Professor Tong Li, head of the Atomic-Scale Characterisation research group at the Institute for Materials at RUB, describes the method together with Dr. Zhe Ji and Professor Omar Yaghi from Berkeley in the journal “Science”, published online on 7 August 2020.
Decoding metal sequences
MOFs are crystalline porous networks of multi-metal nodes linked together by organic units to form a well-defined structure. To encode information using a sequence of metals, it is essential to be first able to read the metal arrangement. However, reading the arrangement was extremely challenging. Recently, the interest in characterizing metal sequences is growing because of the extensive information such multivariate structures would be able to offer.

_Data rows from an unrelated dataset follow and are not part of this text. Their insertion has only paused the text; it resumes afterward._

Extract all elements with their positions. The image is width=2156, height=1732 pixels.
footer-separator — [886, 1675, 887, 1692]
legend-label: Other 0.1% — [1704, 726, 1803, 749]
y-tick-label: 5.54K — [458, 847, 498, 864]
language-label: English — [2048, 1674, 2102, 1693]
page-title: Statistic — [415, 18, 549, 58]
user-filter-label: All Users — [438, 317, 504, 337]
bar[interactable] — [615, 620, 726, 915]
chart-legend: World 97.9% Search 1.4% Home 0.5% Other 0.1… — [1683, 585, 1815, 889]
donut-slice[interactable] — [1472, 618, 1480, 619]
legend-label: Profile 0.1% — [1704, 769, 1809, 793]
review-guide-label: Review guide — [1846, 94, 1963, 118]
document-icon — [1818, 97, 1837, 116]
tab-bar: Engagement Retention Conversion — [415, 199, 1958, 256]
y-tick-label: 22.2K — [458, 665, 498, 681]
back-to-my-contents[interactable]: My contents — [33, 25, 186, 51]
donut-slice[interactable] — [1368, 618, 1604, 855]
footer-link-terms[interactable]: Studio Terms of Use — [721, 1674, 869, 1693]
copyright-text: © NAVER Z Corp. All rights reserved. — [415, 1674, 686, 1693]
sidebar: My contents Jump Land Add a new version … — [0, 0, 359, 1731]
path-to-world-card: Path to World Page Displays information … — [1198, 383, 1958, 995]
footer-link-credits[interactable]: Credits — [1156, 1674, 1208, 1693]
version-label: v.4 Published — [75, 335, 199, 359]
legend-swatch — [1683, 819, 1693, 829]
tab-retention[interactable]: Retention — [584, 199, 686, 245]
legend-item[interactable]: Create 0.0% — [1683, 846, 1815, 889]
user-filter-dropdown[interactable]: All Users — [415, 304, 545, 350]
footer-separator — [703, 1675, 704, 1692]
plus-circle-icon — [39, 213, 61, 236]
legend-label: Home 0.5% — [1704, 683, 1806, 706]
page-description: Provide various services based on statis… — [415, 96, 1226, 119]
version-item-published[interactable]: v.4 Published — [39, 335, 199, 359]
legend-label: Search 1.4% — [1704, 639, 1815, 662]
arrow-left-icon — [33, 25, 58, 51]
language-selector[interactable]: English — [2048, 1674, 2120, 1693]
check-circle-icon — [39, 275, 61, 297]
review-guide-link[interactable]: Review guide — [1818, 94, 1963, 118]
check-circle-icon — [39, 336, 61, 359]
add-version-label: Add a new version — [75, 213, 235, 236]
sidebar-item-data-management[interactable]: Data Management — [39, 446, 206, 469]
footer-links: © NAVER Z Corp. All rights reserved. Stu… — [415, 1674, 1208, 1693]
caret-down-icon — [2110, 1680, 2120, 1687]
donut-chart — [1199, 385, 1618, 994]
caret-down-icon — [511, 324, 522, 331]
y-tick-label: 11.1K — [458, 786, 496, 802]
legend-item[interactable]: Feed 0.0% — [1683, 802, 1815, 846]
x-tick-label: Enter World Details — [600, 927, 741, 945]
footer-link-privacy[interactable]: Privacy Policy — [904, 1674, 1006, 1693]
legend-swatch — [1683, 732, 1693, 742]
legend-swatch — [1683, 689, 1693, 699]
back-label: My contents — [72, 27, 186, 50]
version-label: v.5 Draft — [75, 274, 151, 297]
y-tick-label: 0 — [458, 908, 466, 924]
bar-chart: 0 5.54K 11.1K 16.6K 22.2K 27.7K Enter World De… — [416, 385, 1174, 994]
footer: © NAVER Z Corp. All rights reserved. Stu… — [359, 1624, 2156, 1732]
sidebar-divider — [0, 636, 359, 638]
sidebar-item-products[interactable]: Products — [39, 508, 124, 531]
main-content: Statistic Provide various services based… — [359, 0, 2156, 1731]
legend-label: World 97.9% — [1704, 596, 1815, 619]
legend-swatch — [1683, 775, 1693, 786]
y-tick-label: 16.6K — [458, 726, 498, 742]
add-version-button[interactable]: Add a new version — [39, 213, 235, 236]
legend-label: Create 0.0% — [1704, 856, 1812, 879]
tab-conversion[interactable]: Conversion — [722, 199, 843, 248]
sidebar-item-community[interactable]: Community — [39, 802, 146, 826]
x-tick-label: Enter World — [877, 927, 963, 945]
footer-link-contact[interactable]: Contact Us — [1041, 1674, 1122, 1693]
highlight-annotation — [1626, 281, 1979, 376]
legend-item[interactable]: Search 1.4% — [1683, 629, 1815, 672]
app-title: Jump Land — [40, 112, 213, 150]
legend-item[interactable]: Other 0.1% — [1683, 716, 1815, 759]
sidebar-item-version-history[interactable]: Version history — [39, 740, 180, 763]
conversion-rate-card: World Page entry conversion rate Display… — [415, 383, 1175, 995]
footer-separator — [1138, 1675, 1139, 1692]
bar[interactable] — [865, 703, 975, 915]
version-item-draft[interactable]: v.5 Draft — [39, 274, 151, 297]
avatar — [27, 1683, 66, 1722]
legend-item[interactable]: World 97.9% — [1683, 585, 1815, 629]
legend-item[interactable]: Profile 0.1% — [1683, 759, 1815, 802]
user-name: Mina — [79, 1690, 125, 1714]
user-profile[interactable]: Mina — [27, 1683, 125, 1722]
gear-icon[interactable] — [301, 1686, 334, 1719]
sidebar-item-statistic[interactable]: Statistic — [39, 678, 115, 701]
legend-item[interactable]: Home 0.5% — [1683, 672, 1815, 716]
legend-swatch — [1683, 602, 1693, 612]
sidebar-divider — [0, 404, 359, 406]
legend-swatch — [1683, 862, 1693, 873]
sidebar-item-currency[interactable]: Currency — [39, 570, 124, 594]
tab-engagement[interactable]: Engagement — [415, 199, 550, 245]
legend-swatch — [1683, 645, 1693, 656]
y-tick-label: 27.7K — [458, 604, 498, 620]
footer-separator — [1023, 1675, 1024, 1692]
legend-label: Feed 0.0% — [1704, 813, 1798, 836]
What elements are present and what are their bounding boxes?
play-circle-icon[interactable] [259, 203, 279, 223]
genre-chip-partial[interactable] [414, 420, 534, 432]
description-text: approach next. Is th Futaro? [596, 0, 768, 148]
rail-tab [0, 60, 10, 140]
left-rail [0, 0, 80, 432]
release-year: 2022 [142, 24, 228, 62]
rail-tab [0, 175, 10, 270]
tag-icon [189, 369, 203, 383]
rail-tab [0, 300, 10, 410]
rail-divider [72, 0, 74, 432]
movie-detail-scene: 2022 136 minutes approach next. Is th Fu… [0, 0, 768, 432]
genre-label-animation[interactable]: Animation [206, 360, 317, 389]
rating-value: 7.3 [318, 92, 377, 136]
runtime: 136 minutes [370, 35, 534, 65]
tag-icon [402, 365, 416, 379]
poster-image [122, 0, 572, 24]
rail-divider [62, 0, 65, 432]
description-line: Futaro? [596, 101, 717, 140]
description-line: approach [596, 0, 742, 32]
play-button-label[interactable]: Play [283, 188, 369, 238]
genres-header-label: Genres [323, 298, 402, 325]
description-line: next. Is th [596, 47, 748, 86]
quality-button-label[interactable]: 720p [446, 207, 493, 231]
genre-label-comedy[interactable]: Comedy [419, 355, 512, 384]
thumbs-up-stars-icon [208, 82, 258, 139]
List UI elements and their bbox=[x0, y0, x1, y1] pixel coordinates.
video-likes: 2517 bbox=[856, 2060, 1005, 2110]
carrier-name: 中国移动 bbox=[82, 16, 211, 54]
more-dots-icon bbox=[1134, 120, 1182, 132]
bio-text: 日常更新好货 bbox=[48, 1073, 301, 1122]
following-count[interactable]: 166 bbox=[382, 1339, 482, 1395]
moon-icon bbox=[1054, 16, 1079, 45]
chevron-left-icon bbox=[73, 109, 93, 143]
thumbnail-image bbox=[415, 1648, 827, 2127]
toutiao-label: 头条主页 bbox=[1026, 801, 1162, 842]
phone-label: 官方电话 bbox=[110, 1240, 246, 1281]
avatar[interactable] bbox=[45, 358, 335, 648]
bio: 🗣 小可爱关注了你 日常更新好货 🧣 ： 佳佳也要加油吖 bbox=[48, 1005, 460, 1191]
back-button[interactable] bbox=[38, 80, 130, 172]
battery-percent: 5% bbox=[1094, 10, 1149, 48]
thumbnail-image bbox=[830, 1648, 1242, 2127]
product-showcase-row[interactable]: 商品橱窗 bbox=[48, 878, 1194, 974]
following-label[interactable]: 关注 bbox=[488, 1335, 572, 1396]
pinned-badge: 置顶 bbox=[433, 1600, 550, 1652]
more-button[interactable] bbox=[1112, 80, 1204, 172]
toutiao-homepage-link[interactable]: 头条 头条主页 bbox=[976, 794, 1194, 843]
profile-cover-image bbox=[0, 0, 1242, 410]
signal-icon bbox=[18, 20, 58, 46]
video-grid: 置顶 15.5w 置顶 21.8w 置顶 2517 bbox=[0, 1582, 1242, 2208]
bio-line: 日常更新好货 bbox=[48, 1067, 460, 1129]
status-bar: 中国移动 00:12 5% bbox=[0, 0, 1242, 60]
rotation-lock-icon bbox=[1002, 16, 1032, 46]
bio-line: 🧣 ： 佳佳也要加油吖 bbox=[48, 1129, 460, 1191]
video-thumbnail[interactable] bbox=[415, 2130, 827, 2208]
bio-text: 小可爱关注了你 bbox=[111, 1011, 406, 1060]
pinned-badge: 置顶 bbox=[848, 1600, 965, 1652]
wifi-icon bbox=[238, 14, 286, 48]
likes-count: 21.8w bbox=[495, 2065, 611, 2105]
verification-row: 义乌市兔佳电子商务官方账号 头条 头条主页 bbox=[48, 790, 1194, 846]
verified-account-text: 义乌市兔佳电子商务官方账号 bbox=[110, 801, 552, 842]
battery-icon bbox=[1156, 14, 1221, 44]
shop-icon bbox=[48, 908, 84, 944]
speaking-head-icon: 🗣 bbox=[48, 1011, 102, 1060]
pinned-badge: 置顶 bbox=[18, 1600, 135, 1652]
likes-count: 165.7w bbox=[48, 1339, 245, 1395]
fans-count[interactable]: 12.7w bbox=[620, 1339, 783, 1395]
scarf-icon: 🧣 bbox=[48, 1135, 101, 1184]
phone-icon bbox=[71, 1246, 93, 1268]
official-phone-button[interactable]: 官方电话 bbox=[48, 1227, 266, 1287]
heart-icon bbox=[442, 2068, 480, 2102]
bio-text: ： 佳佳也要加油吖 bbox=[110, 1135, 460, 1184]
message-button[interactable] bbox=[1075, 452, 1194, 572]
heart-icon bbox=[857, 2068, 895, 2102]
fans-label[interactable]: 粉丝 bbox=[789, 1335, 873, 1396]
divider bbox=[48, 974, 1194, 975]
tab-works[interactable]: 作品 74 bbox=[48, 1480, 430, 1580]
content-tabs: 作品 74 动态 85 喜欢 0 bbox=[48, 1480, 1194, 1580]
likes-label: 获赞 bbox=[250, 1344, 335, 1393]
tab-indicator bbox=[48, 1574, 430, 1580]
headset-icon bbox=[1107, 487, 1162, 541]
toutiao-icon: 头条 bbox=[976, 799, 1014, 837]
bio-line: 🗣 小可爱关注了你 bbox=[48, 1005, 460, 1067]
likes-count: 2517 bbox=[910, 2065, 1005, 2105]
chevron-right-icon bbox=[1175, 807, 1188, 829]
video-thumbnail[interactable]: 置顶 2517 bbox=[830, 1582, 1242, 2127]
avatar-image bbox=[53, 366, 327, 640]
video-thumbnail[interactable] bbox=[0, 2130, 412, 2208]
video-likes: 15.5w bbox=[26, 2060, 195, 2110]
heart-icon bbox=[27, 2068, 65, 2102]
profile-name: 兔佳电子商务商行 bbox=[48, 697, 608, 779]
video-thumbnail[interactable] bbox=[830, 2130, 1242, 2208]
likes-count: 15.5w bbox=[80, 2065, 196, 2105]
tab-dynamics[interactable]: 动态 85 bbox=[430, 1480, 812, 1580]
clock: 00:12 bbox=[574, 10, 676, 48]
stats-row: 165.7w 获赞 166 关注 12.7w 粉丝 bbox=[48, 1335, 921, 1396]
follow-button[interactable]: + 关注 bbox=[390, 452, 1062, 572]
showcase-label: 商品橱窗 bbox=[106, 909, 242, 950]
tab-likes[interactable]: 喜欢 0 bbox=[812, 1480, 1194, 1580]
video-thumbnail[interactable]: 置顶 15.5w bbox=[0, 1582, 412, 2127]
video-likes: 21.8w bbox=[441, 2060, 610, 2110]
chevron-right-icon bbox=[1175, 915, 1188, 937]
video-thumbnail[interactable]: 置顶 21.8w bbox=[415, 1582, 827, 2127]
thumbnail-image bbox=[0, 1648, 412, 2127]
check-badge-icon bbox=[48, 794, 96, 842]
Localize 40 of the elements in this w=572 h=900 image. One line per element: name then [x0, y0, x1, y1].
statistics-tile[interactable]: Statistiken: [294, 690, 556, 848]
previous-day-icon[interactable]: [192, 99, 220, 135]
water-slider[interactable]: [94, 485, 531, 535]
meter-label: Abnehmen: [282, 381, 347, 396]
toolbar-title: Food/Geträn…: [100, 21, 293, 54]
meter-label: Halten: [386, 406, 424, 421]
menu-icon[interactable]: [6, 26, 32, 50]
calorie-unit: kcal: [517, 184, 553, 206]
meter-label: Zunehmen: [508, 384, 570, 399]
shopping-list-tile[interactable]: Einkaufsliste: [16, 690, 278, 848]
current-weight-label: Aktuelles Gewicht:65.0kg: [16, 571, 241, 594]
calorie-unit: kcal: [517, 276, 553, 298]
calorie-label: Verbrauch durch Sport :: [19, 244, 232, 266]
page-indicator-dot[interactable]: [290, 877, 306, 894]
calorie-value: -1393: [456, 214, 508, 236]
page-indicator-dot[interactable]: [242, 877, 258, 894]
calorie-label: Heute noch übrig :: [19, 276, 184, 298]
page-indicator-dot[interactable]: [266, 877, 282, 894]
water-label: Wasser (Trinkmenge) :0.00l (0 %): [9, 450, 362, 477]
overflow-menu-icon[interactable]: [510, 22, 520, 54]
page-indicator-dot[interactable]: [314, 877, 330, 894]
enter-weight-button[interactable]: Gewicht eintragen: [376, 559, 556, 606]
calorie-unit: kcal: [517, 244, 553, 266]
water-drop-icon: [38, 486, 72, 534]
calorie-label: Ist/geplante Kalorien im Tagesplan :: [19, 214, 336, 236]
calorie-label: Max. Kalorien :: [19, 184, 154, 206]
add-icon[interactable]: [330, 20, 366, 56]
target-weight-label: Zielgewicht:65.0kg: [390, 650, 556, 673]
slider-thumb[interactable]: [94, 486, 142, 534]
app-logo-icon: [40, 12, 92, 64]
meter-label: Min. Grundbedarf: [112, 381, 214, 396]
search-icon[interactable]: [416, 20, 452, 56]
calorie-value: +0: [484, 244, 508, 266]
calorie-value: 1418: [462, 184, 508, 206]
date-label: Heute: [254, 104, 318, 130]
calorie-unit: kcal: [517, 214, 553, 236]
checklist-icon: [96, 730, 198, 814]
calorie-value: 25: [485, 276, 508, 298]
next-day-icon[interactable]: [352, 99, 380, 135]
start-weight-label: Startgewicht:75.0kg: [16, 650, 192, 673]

Fundamentally, there was no method to read the metal sequence in MOFs. In the current study, the research team has successfully done so by using atom probe tomography (APT), in which the Bochum-based materials scientist Tong Li is an expert. The researchers chose MOF-74, made by the Yaghi group in 2005, as an object of interest. They designed the MOFs with mixed combinations of cobalt, cadmium, lead, and manganese, and then decrypted their spatial structure using APT.
Just as sophisticated as biology
In the future, MOFs could form the basis of programmable chemical molecules: for instance, an MOF could be programmed to introduce an active pharmaceutical ingredient into the body to target infected cells and then break down the active ingredient into harmless substances once it is no longer needed. They could also be used to capture CO2 and, at the same time, convert the CO2 into a useful raw material for the chemical industry.
“In the long term, such structures with programmed atomic sequences can completely change our way of thinking about material synthesis,” say the authors. “The synthetic world could reach a whole new level of precision and sophistication that has previously been reserved for biology.”